I have COVID again. This is the third year this has happened. By now I should be like James Matthew Wilson’s ill in “On Being Ill”, “marking down its savor / With such alacrity for shades of difference / That no one else can see or listen to.” This is the first time I’ve had symptoms though, so other than a binary, I have no comparisons between variants.

The thing is, I’m not certain all my symptoms are from COVID. In 2022 I tested positive at least eight times between early July and late September. I tested the first time because someone near me was sick. Once the prescribed avoidance ran its course I tested again as part of a doctor’s office access regimen. Three positive tests within two weeks after that, it became a parlor game. Two doctors had since told me to ignore the tests and declared me interactable. Throughout, I never had so much as a sniffle.
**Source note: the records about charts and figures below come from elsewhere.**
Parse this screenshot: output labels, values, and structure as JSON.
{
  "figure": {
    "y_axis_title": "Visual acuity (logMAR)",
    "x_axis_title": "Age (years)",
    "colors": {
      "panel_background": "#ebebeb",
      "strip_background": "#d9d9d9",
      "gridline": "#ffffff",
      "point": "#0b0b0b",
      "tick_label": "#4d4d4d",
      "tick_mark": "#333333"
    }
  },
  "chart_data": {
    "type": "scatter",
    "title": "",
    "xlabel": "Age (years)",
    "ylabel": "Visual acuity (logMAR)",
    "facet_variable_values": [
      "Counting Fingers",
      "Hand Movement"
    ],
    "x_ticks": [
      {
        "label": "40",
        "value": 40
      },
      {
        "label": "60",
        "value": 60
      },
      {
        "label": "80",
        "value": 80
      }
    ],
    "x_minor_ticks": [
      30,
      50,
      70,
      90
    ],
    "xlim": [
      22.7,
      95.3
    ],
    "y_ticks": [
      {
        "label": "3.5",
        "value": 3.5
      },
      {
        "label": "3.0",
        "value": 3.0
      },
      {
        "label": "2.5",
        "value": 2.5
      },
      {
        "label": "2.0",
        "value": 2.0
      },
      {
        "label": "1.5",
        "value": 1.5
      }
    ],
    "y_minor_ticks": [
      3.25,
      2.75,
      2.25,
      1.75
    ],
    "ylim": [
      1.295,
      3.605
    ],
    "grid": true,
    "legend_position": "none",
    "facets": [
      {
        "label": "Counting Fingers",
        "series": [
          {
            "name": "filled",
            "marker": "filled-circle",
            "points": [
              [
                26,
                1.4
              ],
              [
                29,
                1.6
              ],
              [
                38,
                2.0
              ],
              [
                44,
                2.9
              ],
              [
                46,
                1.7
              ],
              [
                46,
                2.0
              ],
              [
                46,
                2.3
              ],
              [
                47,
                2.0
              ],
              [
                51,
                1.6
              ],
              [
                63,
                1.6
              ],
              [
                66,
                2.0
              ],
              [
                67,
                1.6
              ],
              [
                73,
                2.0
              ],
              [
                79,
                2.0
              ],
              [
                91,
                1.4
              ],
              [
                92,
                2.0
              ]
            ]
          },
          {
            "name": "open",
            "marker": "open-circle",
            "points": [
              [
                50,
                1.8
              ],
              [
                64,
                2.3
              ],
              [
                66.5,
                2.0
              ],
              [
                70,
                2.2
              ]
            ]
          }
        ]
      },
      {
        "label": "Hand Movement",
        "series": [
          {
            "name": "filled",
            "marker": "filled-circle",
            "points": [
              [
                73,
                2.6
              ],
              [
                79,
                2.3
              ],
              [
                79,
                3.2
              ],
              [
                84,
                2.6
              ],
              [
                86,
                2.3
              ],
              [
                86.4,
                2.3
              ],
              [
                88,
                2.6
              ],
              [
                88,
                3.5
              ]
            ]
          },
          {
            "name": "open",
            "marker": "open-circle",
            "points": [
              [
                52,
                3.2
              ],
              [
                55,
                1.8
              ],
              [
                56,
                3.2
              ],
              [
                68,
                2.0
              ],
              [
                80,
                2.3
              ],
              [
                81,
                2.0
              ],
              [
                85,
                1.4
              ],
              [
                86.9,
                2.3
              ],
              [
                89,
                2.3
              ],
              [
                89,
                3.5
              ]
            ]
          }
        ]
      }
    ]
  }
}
But sniffles still exist. I mean independent sniffles. Sore throats without pedigrees. They exist too. Non-COVID coughs and fevers, achy joints, and headaches from the ether were commonplace before most had heard of Wuhan. This time I tested because I thought our rosemary plant was defective. This was on top of a cough and a sore throat. The loss of smell isn’t complete. It’s like my range is narrowed. I can smell the humdrum, but if something carries a strong odor, say a sprig of rosemary, it’s gone. It’s not faint. It doesn’t exist for me.

POETS Day isn’t as exciting when you’re sick. Piss Off Early, Tomorrow’s Saturday for thee, but not for me. There’s nothing transgressive about following medical guidelines, no matter how capricious. Killjoys told us masturbation was natural, normal, and healthy. The Kinsey Report robbed people of delicious and discrete kinks by turning them into statistical norms overnight. Missing work is still okay, but it’s better when you’re getting away with something.